Neutral gas coma dynamics: modeling of flows and attempts to link inner coma structures to properties of the nucleus

TL;DR

This paper reviews models of neutral gas coma flows around comets, emphasizing how inner coma data can reveal surface properties and discussing the limitations and applications of different modeling approaches.

Contribution

It provides a comprehensive overview of both heuristic and physically consistent models for inner coma gas flow, highlighting their strengths and limitations.

Findings

Inner coma data can inform about nucleus surface properties.

Different models vary in complexity and applicability.

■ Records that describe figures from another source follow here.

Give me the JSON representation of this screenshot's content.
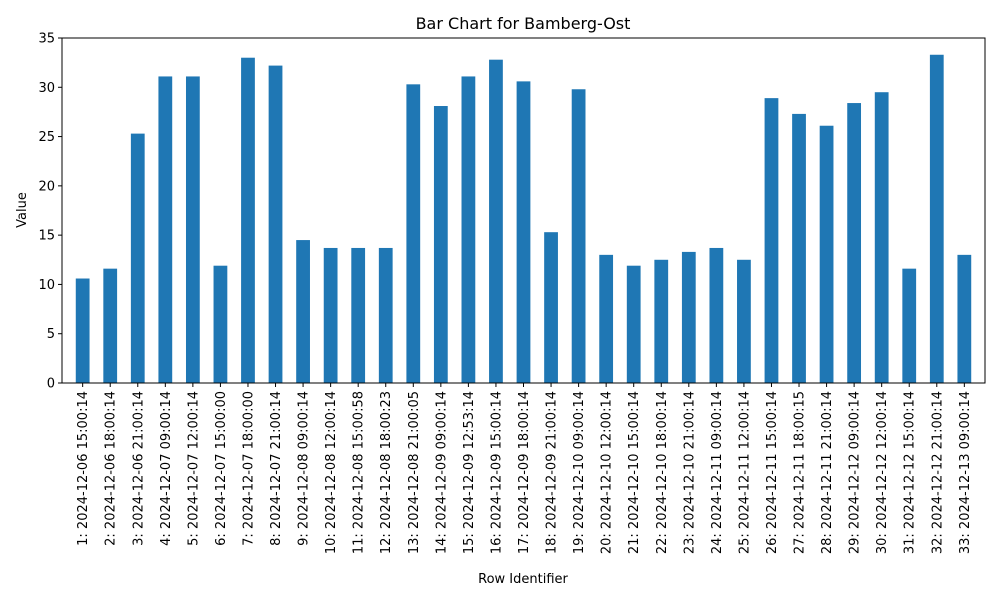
{
  "chart_data": {
    "type": "bar",
    "title": "Bar Chart for Bamberg-Ost",
    "xlabel": "Row Identifier",
    "ylabel": "Value",
    "ylim": [
      0,
      35
    ],
    "yticks": [
      0,
      5,
      10,
      15,
      20,
      25,
      30,
      35
    ],
    "bar_color": "#1f77b4",
    "grid": false,
    "legend": "none",
    "categories": [
      "1: 2024-12-06 15:00:14",
      "2: 2024-12-06 18:00:14",
      "3: 2024-12-06 21:00:14",
      "4: 2024-12-07 09:00:14",
      "5: 2024-12-07 12:00:14",
      "6: 2024-12-07 15:00:00",
      "7: 2024-12-07 18:00:00",
      "8: 2024-12-07 21:00:14",
      "9: 2024-12-08 09:00:14",
      "10: 2024-12-08 12:00:14",
      "11: 2024-12-08 15:00:58",
      "12: 2024-12-08 18:00:23",
      "13: 2024-12-08 21:00:05",
      "14: 2024-12-09 09:00:14",
      "15: 2024-12-09 12:53:14",
      "16: 2024-12-09 15:00:14",
      "17: 2024-12-09 18:00:14",
      "18: 2024-12-09 21:00:14",
      "19: 2024-12-10 09:00:14",
      "20: 2024-12-10 12:00:14",
      "21: 2024-12-10 15:00:14",
      "22: 2024-12-10 18:00:14",
      "23: 2024-12-10 21:00:14",
      "24: 2024-12-11 09:00:14",
      "25: 2024-12-11 12:00:14",
      "26: 2024-12-11 15:00:14",
      "27: 2024-12-11 18:00:15",
      "28: 2024-12-11 21:00:14",
      "29: 2024-12-12 09:00:14",
      "30: 2024-12-12 12:00:14",
      "31: 2024-12-12 15:00:14",
      "32: 2024-12-12 21:00:14",
      "33: 2024-12-13 09:00:14"
    ],
    "values": [
      10.6,
      11.6,
      25.3,
      31.1,
      31.1,
      11.9,
      33.0,
      32.2,
      14.5,
      13.7,
      13.7,
      13.7,
      30.3,
      28.1,
      31.1,
      32.8,
      30.6,
      15.3,
      29.8,
      13.0,
      11.9,
      12.5,
      13.3,
      13.7,
      12.5,
      28.9,
      27.3,
      26.1,
      28.4,
      29.5,
      11.6,
      33.3,
      13.0
    ]
  }
}
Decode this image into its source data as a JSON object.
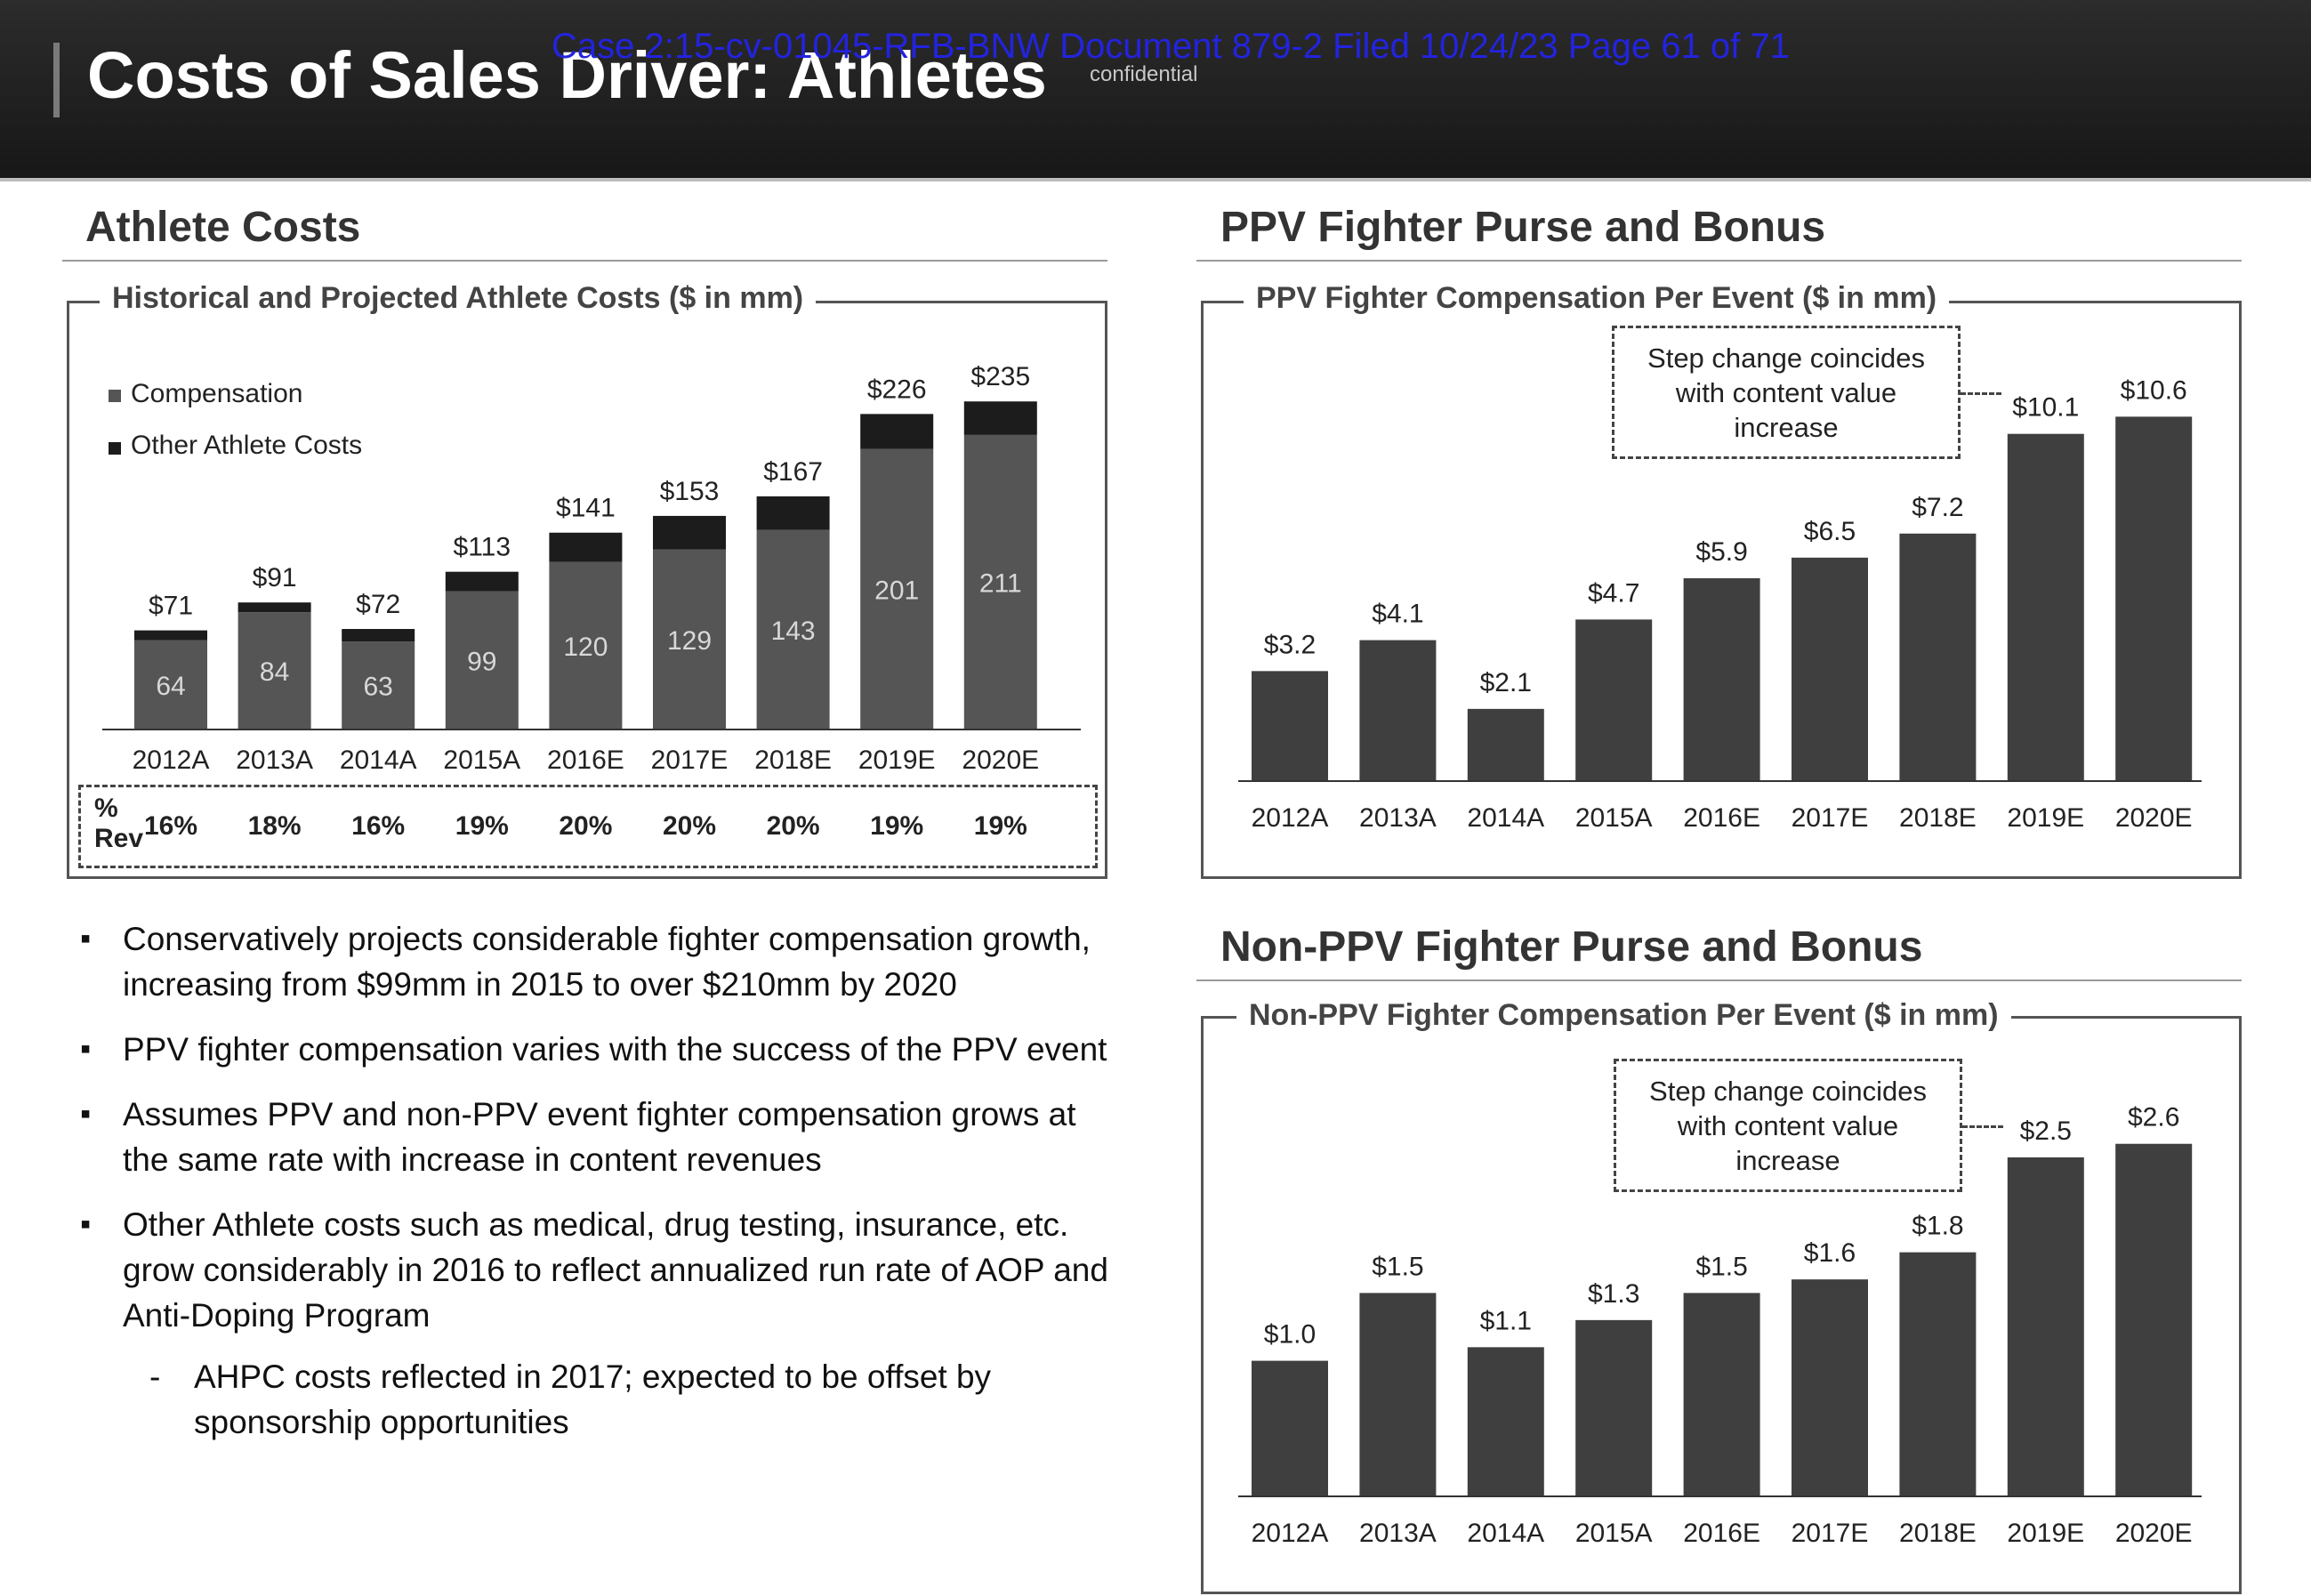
{
  "header": {
    "title": "Costs of Sales Driver: Athletes",
    "stamp": "Case 2:15-cv-01045-RFB-BNW   Document 879-2   Filed 10/24/23   Page 61 of 71",
    "confidential": "confidential"
  },
  "left_section": {
    "title": "Athlete Costs",
    "box_title": "Historical and Projected Athlete Costs ($ in mm)",
    "rev_label_1": "%",
    "rev_label_2": "Rev",
    "rev_pct": [
      "16%",
      "18%",
      "16%",
      "19%",
      "20%",
      "20%",
      "20%",
      "19%",
      "19%"
    ]
  },
  "ppv_section": {
    "title": "PPV Fighter Purse and Bonus",
    "box_title": "PPV Fighter Compensation Per Event ($ in mm)",
    "note_line1": "Step change coincides",
    "note_line2": "with content value",
    "note_line3": "increase"
  },
  "nonppv_section": {
    "title": "Non-PPV Fighter Purse and Bonus",
    "box_title": "Non-PPV Fighter Compensation Per Event ($ in mm)",
    "note_line1": "Step change coincides",
    "note_line2": "with content value",
    "note_line3": "increase"
  },
  "bullets": [
    "Conservatively projects considerable fighter compensation growth, increasing from $99mm in 2015 to over $210mm by 2020",
    "PPV fighter compensation varies with the success of the PPV event",
    "Assumes PPV and non-PPV event fighter compensation grows at the same rate with increase in content revenues",
    "Other Athlete costs such as medical, drug testing, insurance, etc. grow considerably in 2016 to reflect annualized run rate of AOP and Anti-Doping Program"
  ],
  "sub_bullet": "AHPC costs reflected in 2017; expected to be offset by sponsorship opportunities",
  "colors": {
    "compensation": "#555555",
    "other": "#1c1c1c",
    "bar": "#3f3f3f"
  },
  "chart_data": [
    {
      "type": "bar",
      "stacked": true,
      "title": "Historical and Projected Athlete Costs ($ in mm)",
      "categories": [
        "2012A",
        "2013A",
        "2014A",
        "2015A",
        "2016E",
        "2017E",
        "2018E",
        "2019E",
        "2020E"
      ],
      "series": [
        {
          "name": "Compensation",
          "values": [
            64,
            84,
            63,
            99,
            120,
            129,
            143,
            201,
            211
          ]
        },
        {
          "name": "Other Athlete Costs",
          "values": [
            7,
            7,
            9,
            14,
            21,
            24,
            24,
            25,
            24
          ]
        }
      ],
      "totals": [
        "$71",
        "$91",
        "$72",
        "$113",
        "$141",
        "$153",
        "$167",
        "$226",
        "$235"
      ],
      "ylim": [
        0,
        260
      ],
      "legend": "top-left"
    },
    {
      "type": "bar",
      "title": "PPV Fighter Compensation Per Event ($ in mm)",
      "categories": [
        "2012A",
        "2013A",
        "2014A",
        "2015A",
        "2016E",
        "2017E",
        "2018E",
        "2019E",
        "2020E"
      ],
      "values": [
        3.2,
        4.1,
        2.1,
        4.7,
        5.9,
        6.5,
        7.2,
        10.1,
        10.6
      ],
      "labels": [
        "$3.2",
        "$4.1",
        "$2.1",
        "$4.7",
        "$5.9",
        "$6.5",
        "$7.2",
        "$10.1",
        "$10.6"
      ],
      "ylim": [
        0,
        11.8
      ]
    },
    {
      "type": "bar",
      "title": "Non-PPV Fighter Compensation Per Event ($ in mm)",
      "categories": [
        "2012A",
        "2013A",
        "2014A",
        "2015A",
        "2016E",
        "2017E",
        "2018E",
        "2019E",
        "2020E"
      ],
      "values": [
        1.0,
        1.5,
        1.1,
        1.3,
        1.5,
        1.6,
        1.8,
        2.5,
        2.6
      ],
      "labels": [
        "$1.0",
        "$1.5",
        "$1.1",
        "$1.3",
        "$1.5",
        "$1.6",
        "$1.8",
        "$2.5",
        "$2.6"
      ],
      "ylim": [
        0,
        2.9
      ]
    }
  ]
}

Understanding coma flow models aids interpretation of remote sensing data.

Abstract

Deriving properties of cometary nuclei from coma data is of significant importance for our understanding of cometary activity and has implications beyond. Ground-based data represent the bulk of measurements available for comets. Yet, to date these observations only access a comet's gas and dust coma at rather large distances from the surface and do not directly observe its surface. In contrast, spacecraft missions are one of the only tools that gain direct access to surface measurements. However, such missions are limited to roughly one per decade. We can overcome these challenges by recognising that the coma contains information about the nucleus's properties. In particular, the near-surface gas environment is most representative of the nucleus. It can inform us about the composition, regionality of activity, and sources of coma features and how they link to the topography, morphology, or other surface properties. The inner coma data is a particularly good proxy because it has not yet, or only marginally, been contaminated by coma chemistry or secondary gas sources. Additionally, the simultaneous observation of the innermost coma with the surface provides the potential to make a direct link between coma measurements and the nucleus. If we hope to link outer coma measurements obtained by Earth-based telescopes to the surface, we must first understand how the inner coma measurements are linked to the surface. Numerical models that describe the flow from the surface into the immediate surroundings are needed to make this connection. This chapter focuses on the advances made to understand the flow of the neutral gas coma from the surface to distances up to a few tens of nuclei radii. We describe both simple/heuristic models and state-of-the-art physically consistent models. Model limitations and what they each are best suited for are discussed.